Z Energy, the listed service station chain, said its planned $785 million purchase of rival Chevron New Zealand's Caltex-branded network won't drive up prices at the pump because the target doesn't have retail price-setting power and the market will remain highly competitive.
Z Energy makes the argument in its application to the Commerce Commission for clearance to buy the rival, a public version of which was published yesterday. Parts of the application have been redacted, including details of commercial sales of aviation fuel, where it notes that Z Energy and Chevron overlap only at Auckland International Airport, marine fuel oils, where it says Chevron isn't a significant player, and bitumen, where it notes that imports help constrain prices.
It says there would be no reduction in competition in commercial sales of petrol and diesel because independent distributors and retailers will retain a choice of two alternatives to their existing wholesale supplier in BP and Mobil, and potentially in the North Island, a third in Gull. Z sees no increased market power in truck stops, which it says are in "abundance".
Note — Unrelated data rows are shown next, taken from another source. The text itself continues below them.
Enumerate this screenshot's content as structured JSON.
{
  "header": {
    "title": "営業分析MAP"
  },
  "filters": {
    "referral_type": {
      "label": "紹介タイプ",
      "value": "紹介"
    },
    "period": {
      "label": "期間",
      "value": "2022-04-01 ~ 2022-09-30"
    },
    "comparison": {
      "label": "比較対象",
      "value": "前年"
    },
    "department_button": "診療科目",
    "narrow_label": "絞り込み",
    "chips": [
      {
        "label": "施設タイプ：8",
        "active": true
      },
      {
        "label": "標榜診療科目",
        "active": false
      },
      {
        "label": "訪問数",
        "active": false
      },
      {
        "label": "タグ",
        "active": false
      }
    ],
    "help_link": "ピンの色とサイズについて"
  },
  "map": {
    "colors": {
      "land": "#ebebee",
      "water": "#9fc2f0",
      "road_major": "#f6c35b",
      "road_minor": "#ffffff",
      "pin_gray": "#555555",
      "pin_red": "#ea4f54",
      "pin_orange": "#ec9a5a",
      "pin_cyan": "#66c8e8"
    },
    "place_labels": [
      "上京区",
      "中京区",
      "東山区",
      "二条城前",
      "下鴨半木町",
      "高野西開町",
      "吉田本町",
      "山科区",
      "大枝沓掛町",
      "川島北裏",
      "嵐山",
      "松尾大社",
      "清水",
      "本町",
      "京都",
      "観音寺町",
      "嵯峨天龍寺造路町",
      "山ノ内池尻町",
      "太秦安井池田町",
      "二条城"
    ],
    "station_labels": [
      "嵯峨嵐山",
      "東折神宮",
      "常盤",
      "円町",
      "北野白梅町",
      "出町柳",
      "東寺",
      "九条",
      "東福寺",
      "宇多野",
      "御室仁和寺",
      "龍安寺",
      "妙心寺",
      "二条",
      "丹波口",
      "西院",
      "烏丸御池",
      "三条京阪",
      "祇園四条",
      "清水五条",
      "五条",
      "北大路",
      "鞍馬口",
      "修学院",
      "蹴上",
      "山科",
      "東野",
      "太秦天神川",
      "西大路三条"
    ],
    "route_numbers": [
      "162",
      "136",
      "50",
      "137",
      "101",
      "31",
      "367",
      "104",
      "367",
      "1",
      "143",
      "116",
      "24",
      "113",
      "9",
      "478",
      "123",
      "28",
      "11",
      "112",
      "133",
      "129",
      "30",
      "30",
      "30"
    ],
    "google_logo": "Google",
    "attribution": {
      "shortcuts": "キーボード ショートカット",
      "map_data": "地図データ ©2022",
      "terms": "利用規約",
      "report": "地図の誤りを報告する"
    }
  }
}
The petrol station chain joined the NZX in 2013, when Infratil and the NZ Superannuation Fund sold down their stakes in an initial public offering that raised $840 million.
The company has said it is committed to running a multi-brand strategy following the acquisition of the Caltex and Challenge brands from Chevron - a deal that would give it some 49 per cent of the retail petrol station market. It cites analysis of retail pricing data by Jerry Hausman, professor of economics at the Massachusetts Institute of Technology, to argue that the removal of Caltex as an independent brand "is unlikely to result in a statistically significant price rise in a given geographic area (based on local markets with a radius of 5km and even 2km)."